Honey has been an antidote to allergies throughout history. Local honey — in its raw state — should contain a small amount of pollen picked up by wild bees from your area. By introducing it to your body over time, your immune system may build up a tolerance to pollen. Honey is also a great source of immune-supportive minerals and enzymes.

A 2013 study found that eating honey helped people with birch pollen allergies. However, these results haven’t been replicated in other research. But honey does have anti-inflammatory properties, so you can add it to tea, coffee, smoothies, oatmeal, and baked goods.

Spring allergies treatment: over-the-counter and prescription medications

If your allergies feel overwhelming, medication may help you find relief.

There are many over-the-counter (OTC) allergy medications that dampen your immune response to allergens and provide symptomatic relief. If OTC drugs don't provide enough relief, your doctor or allergist can offer you prescription medication. A treatment plan using one or a combination of medicines can improve your quality of life, especially when taken just before allergy season starts.

Some of the most common medications used in spring allergies treatment are:

  • Antihistamines. They are some of the most common allergy medications available OTC and on a prescription. Antihistamines block the production of the inflammatory histamine to stop sneezing, itchy eyes, and a runny nose. They're available in tablet, nasal spray, and eye drop form. Ideally, ask your pharmacist for a non-sedating antihistamine.
  • Decongestants. Nasal decongestants can help you breathe more easily by shrinking blood vessels in your nose and clearing congestion. They're fast-acting and typically come as a pill or nasal spray. But avoid using them for longer than 7 days.
  • Nasal corticosteroids. Corticosteroids suppress your hyperactive immune response to relieve inflammation in your nasal passages, helping you breathe.
  • Eye drops. These may help you focus by relieving red, watery, and itchy eyes.
If lifestyle changes and medication don't work for you, another treatment option is immunotherapy. 

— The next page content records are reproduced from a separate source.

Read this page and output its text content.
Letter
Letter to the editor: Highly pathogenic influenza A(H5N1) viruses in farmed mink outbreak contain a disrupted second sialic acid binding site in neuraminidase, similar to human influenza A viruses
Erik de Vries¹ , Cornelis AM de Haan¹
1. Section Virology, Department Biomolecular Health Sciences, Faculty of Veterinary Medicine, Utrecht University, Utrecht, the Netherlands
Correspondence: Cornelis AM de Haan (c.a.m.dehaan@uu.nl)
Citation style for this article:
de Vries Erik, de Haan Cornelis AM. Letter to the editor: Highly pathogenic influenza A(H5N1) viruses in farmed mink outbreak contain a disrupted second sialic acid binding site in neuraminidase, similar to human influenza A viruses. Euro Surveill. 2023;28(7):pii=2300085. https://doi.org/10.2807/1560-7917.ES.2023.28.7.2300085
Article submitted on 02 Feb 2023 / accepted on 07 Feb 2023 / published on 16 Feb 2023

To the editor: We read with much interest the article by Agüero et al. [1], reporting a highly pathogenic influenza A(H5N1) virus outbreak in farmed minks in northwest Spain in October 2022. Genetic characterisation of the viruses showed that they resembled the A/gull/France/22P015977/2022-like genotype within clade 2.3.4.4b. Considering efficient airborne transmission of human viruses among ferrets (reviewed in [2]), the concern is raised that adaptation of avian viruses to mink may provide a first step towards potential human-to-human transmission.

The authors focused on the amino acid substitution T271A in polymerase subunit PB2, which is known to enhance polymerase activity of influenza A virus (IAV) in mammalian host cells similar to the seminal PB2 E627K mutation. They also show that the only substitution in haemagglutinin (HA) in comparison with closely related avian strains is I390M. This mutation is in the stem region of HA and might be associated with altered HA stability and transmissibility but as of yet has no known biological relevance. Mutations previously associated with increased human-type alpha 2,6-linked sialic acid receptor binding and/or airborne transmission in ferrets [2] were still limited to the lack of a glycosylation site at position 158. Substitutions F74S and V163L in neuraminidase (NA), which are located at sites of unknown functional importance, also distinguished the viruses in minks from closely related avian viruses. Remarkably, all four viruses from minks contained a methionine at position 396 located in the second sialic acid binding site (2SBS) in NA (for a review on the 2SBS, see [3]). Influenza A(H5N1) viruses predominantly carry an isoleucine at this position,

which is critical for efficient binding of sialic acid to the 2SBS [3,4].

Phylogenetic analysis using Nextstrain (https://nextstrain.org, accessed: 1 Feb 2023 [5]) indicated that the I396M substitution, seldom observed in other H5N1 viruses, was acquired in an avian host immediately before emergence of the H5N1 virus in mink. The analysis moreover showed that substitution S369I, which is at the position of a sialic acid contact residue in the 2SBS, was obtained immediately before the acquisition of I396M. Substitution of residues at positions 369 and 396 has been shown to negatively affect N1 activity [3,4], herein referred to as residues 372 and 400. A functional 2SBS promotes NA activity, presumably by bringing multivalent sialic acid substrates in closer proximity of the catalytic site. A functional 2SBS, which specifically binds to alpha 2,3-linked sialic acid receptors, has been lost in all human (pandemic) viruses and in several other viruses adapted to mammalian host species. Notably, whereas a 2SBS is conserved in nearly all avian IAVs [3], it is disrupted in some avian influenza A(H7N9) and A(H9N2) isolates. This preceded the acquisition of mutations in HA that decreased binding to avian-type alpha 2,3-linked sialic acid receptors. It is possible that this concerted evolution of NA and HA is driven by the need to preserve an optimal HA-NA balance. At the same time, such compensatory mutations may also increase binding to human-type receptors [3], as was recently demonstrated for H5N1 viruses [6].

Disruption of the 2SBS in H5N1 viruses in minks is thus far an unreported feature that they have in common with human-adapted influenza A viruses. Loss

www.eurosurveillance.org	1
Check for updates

This is a long-term treatment administered by a doctor. It works by introducing a tiny amount of an allergen to your system — via an injection or liquid — and building the dose up over time to desensitize your immune system. Your immune system builds up a tolerance to the allergen and, eventually, stops overreacting. Unfortunately, it may take months or years to see results.

Keep in mind that both OTC and prescription medications may cause rebound allergy symptoms and other side effects when used long-term. So, always discuss this with your doctor before deciding if it's right for you.

Final thoughts

With global warming on the rise, you may feel like your spring allergies get more severe and last longer each year.

Luckily, this doesn't have to be your fate forever. With our spring allergy tips, you now know how to get allergies under control so you can enjoy the warmer spring weather with no problem.

Take note: Please speak to your doctor before starting a new supplement or medication. Contact your allergist if your allergy symptoms persist or worsen despite trying lifestyle changes and medication.